Stateless Distributed Stein Variational Gradient Descent Method for Bayesian Federated Learning
Guorui Li, Jing Gan, Cong Wang, Sancheng Peng. Stateless distributed Stein variational gradient descent method for Bayesian federated learning. Neurocomputing, 2025, 654: 131198: 1-12. https://www.sciencedirect.com/science/article/abs/pii/S0925231225018703
Traditional frequentist federated learning algorithms only learn point-estimated model parameters, which renders the obtained models lacking uncertainty measurements and susceptible to over-fitting problems. By inferring the posterior distribution of the model parameters, Bayesian federated learning (BFL) can provide uncertainty quantification to the inference result, making it a valuable tool for a wide range of mission-critical applications such as autonomous driving and medical diagnosis. In this paper, we propose a stateless distributed Stein variational gradient descent (SDSVGD) method to circumvent the issues inherent in existing BFL methods. After updating the local posterior particles in each scheduled client, the server updates the global posterior particles and the averaged likelihood particles subsequently. The SDSVGD method eliminates the need for the server to maintain local likelihood particles for any client, significantly reducing its storage requirements and enhancing the scalability of BFL. Meanwhile, the averaged likelihood particles are estimated in the server and used as a regularizer to avoid the adverse influence of outdated or inconsistent local likelihoods.
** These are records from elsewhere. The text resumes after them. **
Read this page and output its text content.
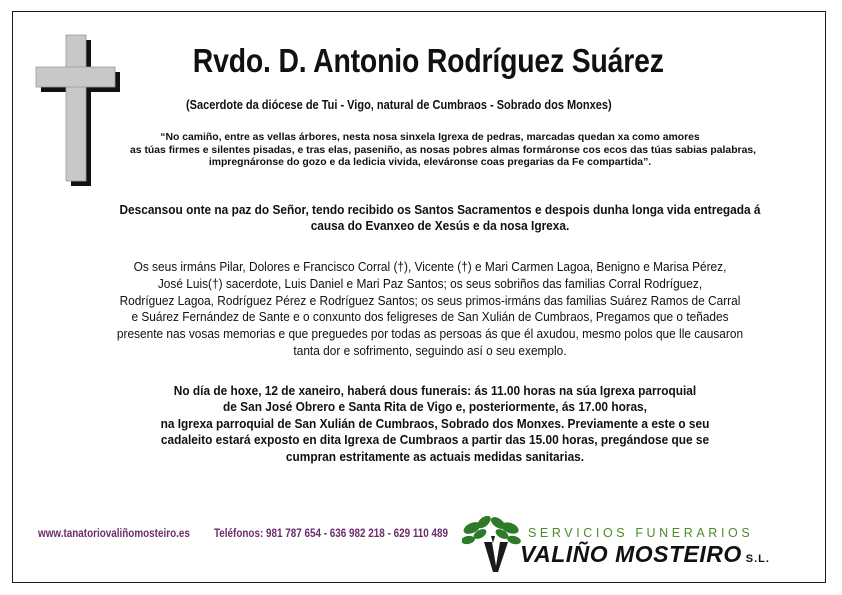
Rvdo. D. Antonio Rodríguez Suárez
(Sacerdote da diócese de Tui - Vigo, natural de Cumbraos - Sobrado dos Monxes)
“No camiño, entre as vellas árbores, nesta nosa sinxela Igrexa de pedras, marcadas quedan xa como amores
as túas firmes e silentes pisadas, e tras elas, paseniño, as nosas pobres almas formáronse cos ecos das túas sabias palabras,
impregnáronse do gozo e da ledicia vivida, eleváronse coas pregarias da Fe compartida”.
Descansou onte na paz do Señor, tendo recibido os Santos Sacramentos e despois dunha longa vida entregada á
causa do Evanxeo de Xesús e da nosa Igrexa.
Os seus irmáns Pilar, Dolores e Francisco Corral (†), Vicente (†) e Mari Carmen Lagoa, Benigno e Marisa Pérez,
José Luis(†) sacerdote, Luis Daniel e Mari Paz Santos; os seus sobriños das familias Corral Rodríguez,
Rodríguez Lagoa, Rodríguez Pérez e Rodríguez Santos; os seus primos-irmáns das familias Suárez Ramos de Carral
e Suárez Fernández de Sante e o conxunto dos feligreses de San Xulián de Cumbraos, Pregamos que o teñades
presente nas vosas memorias e que preguedes por todas as persoas ás que él axudou, mesmo polos que lle causaron
tanta dor e sofrimento, seguindo así o seu exemplo.
No día de hoxe, 12 de xaneiro, haberá dous funerais: ás 11.00 horas na súa Igrexa parroquial
de San José Obrero e Santa Rita de Vigo e, posteriormente, ás 17.00 horas,
na Igrexa parroquial de San Xulián de Cumbraos, Sobrado dos Monxes. Previamente a este o seu
cadaleito estará exposto en dita Igrexa de Cumbraos a partir das 15.00 horas, pregándose que se
cumpran estritamente as actuais medidas sanitarias.
www.tanatoriovaliñomosteiro.es Teléfonos: 981 787 654 - 636 982 218 - 629 110 489	SERVICIOS FUNERARIOS
VALIÑO MOSTEIRO S.L.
Furthermore, we compute the density function from the gradient perspective and prove its rationality, which alleviates the influence of the curse of dimensionality when processing high-dimensional particles. Finally, we evaluated the performance of our proposed SDSVGD method by conducting extensive experiments on several regression and classification tasks. The experiment results demonstrate that the proposed SDSVGD method presents superior regression, classification, and calibration performance and excellent communication efficiency compared with other baseline algorithms.